3. Graceful Degradation Everywhere
for (const item of items) {
try {
const result = await processItem(item)
results.push(result)
} catch (error) {
console.error(`Failed to process ${item.id}:`, error)
// Continue with next item
// Partial data is better than a blank page
}
}
4. Different Strategies for Different Data
// Critical data: aggressive retry
const userData = await retryWithBackoff(
() => fetchUserData(),
5, // 5 attempts
500 // start with 500ms
)
// Non-critical data: quick fail
const recommendations = await retryWithBackoff(
() => fetchRecommendations(),
1, // 1 attempt
1000
).catch(() => []) // return empty array on error
Common Mistakes
❌ Mistake 1: Relying Only on Retry
// Not enough!
const data = await retryWithBackoff(() => fetchData())
Problem: If there are many requests, retry will only worsen the situation.
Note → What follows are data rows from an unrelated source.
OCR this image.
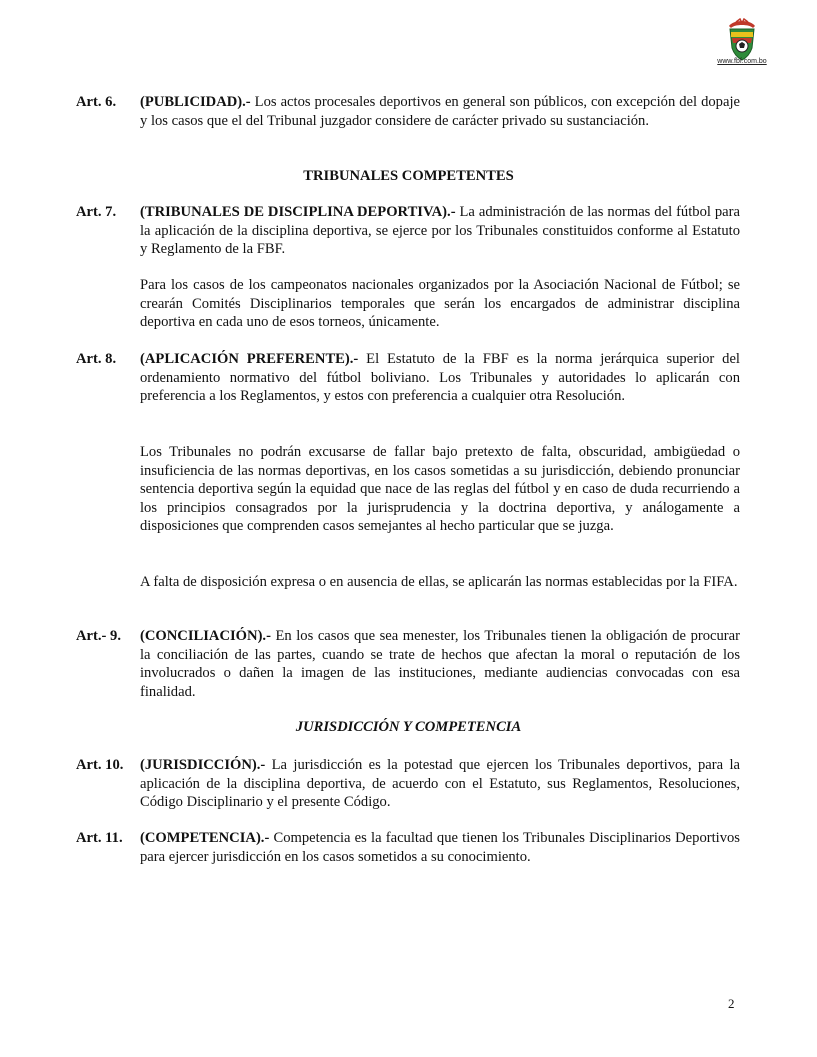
www.fbf.com.bo
Art. 6. (PUBLICIDAD).- Los actos procesales deportivos en general son públicos, con excepción del dopaje y los casos que el del Tribunal juzgador considere de carácter privado su sustanciación.
TRIBUNALES COMPETENTES
Art. 7. (TRIBUNALES DE DISCIPLINA DEPORTIVA).- La administración de las normas del fútbol para la aplicación de la disciplina deportiva, se ejerce por los Tribunales constituidos conforme al Estatuto y Reglamento de la FBF.
Para los casos de los campeonatos nacionales organizados por la Asociación Nacional de Fútbol; se crearán Comités Disciplinarios temporales que serán los encargados de administrar disciplina deportiva en cada uno de esos torneos, únicamente.
Art. 8. (APLICACIÓN PREFERENTE).- El Estatuto de la FBF es la norma jerárquica superior del ordenamiento normativo del fútbol boliviano. Los Tribunales y autoridades lo aplicarán con preferencia a los Reglamentos, y estos con preferencia a cualquier otra Resolución.
Los Tribunales no podrán excusarse de fallar bajo pretexto de falta, obscuridad, ambigüedad o insuficiencia de las normas deportivas, en los casos sometidas a su jurisdicción, debiendo pronunciar sentencia deportiva según la equidad que nace de las reglas del fútbol y en caso de duda recurriendo a los principios consagrados por la jurisprudencia y la doctrina deportiva, y análogamente a disposiciones que comprenden casos semejantes al hecho particular que se juzga.
A falta de disposición expresa o en ausencia de ellas, se aplicarán las normas establecidas por la FIFA.
Art.- 9. (CONCILIACIÓN).- En los casos que sea menester, los Tribunales tienen la obligación de procurar la conciliación de las partes, cuando se trate de hechos que afectan la moral o reputación de los involucrados o dañen la imagen de las instituciones, mediante audiencias convocadas con esa finalidad.
JURISDICCIÓN Y COMPETENCIA
Art. 10. (JURISDICCIÓN).- La jurisdicción es la potestad que ejercen los Tribunales deportivos, para la aplicación de la disciplina deportiva, de acuerdo con el Estatuto, sus Reglamentos, Resoluciones, Código Disciplinario y el presente Código.
Art. 11. (COMPETENCIA).- Competencia es la facultad que tienen los Tribunales Disciplinarios Deportivos para ejercer jurisdicción en los casos sometidos a su conocimiento.
2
Solution: Rate limiter + Retry + ISR.
❌ Mistake 2: Aggressive Retry
// Bad: too fast attempts
await retryWithBackoff(fn, 10, 100) // 10 attempts with 100ms
Problem: Overloads API even more.
Solution: 3-5 attempts with exponential backoff from 1-2 seconds.
❌ Mistake 3: One Revalidate for Everything
// Suboptimal
export const revalidate = 3600 // for all pages
Problem: Static data updates too often, dynamic data — too rarely.
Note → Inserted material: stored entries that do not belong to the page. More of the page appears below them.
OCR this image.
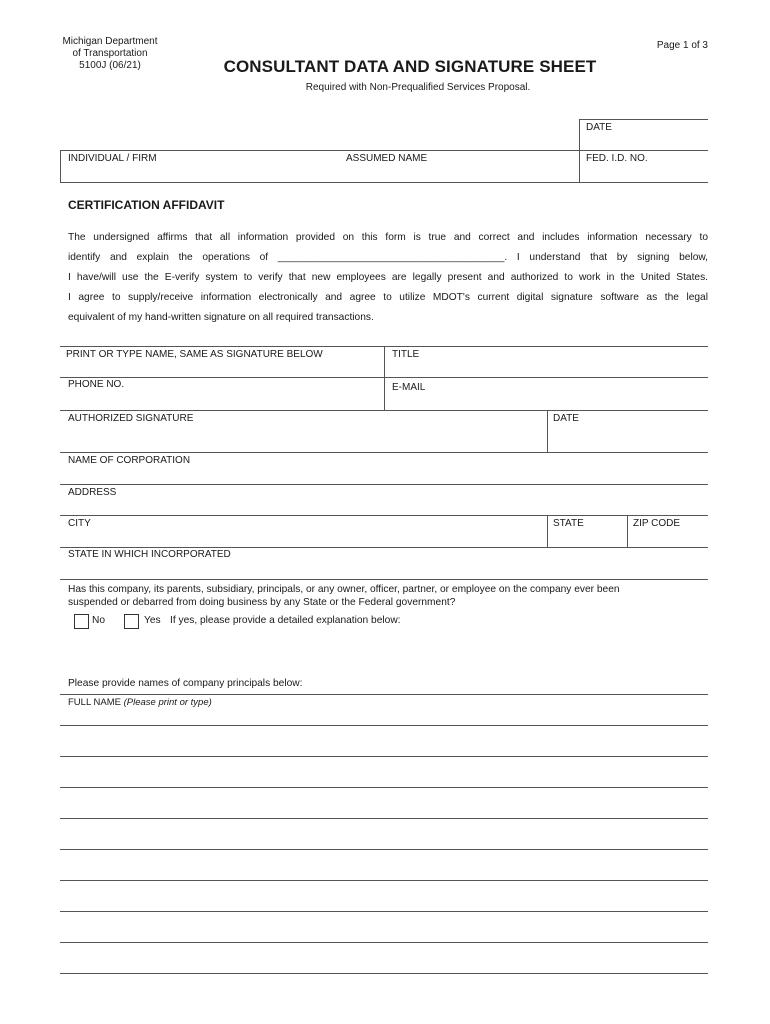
Michigan Department
of Transportation
5100J (06/21)
Page 1 of 3
CONSULTANT DATA AND SIGNATURE SHEET
Required with Non-Prequalified Services Proposal.
DATE
INDIVIDUAL / FIRM	ASSUMED NAME	FED. I.D. NO.
CERTIFICATION AFFIDAVIT
The undersigned affirms that all information provided on this form is true and correct and includes information necessary to
identify and explain the operations of ________________________________________. I understand that by signing below,
I have/will use the E-verify system to verify that new employees are legally present and authorized to work in the United States.
I agree to supply/receive information electronically and agree to utilize MDOT's current digital signature software as the legal
equivalent of my hand-written signature on all required transactions.
PRINT OR TYPE NAME, SAME AS SIGNATURE BELOW	TITLE
PHONE NO.	E-MAIL
AUTHORIZED SIGNATURE	DATE
NAME OF CORPORATION
ADDRESS
CITY	STATE	ZIP CODE
STATE IN WHICH INCORPORATED
Has this company, its parents, subsidiary, principals, or any owner, officer, partner, or employee on the company ever been
suspended or debarred from doing business by any State or the Federal government?
No	Yes If yes, please provide a detailed explanation below:
Please provide names of company principals below:
FULL NAME (Please print or type)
Solution: Individual revalidate for each page.
Monitoring in Production
Metrics to Track:
// lib/metrics.ts
export const apiMetrics = {
// Rate limiting
rateLimitHits: 0,
rateLimitWaitTime: 0,
// Retry
retryAttempts: 0,
retrySuccesses: 0,
retryFailures: 0,
// Cache
cacheHits: 0,
cacheMisses: 0,
cacheRevalidations: 0,
// API
apiCalls: 0,
apiErrors: 0,
apiLatency: [],
}
Dashboard Example:
📊 API Performance Dashboard
Rate Limiting:
├─ Hits today: 12 (normal)
├─ Avg wait time: 45ms
└─ Queue size: 0
Retry Statistics:
├─ Total attempts: 8
├─ Successes: 8 (100%)
└─ Failures: 0
Cache Performance:
├─ Hit rate: 99.2%
├─ Revalidations/hour: 4
└─ Avg response time: 82ms
API Health:
├─ Calls today: 234
├─ Error rate: 0.0%
└─ Avg latency: 156ms
Implementation Checklist
-
Rate Limiter
- RateLimiter class created
- Limit defined with buffer (75% of API limit)
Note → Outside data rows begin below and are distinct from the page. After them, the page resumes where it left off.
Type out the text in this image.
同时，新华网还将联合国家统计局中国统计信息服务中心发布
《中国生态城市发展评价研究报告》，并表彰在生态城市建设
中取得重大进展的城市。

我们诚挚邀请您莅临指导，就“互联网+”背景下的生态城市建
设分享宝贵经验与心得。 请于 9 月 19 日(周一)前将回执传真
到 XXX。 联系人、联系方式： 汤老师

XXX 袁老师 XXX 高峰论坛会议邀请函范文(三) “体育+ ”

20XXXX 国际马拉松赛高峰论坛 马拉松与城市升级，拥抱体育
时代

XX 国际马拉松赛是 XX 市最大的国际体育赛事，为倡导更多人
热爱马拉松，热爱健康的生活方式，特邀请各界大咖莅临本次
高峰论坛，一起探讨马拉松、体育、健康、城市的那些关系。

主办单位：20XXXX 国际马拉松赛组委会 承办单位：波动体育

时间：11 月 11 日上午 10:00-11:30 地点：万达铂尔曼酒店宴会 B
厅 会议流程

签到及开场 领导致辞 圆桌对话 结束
- All API requests go through limiter
-
Retry Mechanism
- retryWithBackoff implemented
- Exponential backoff configured (1s, 2s, 4s)
- Attempt logging
-
ISR Caching
-
revalidateadded to pages - Revalidate time chosen for each page type
-
dynamicParams = truefor dynamic routes
-
-
Request Optimization
- Parallel requests replaced with sequential where needed
- Delays added between requests
- Graceful degradation implemented
-
Pre-warming
- warmup-cache.sh script created
- Integrated into CI/CD
- Main pages warmed up
-
Monitoring
- Retry attempt logging
- API request metrics
- Alerts for critical errors
-
Testing
- Load testing
- 429 behavior verification
- Load time verification
Conclusion
The rate limiting problem with external APIs is a systemic problem requiring a multi-layered solution:
- Rate Limiter — prevents limit exceeding
- Retry with backoff — handles temporary failures
- ISR — minimizes request count
- Sequential loading — controls load
- Graceful degradation — improves UX on errors
- Pre-warming — speeds up first load
- Monitoring — keeps system under control
Our team implemented these solutions and achieved:
- ✅ 0 429 errors in production
- ✅ 40x improvement in load time
- ✅ 97% reduction in API requests
- ✅ 24% increase in user rating
Main Lesson: Don't rely on one tool. Combine approaches for a reliable and performant system.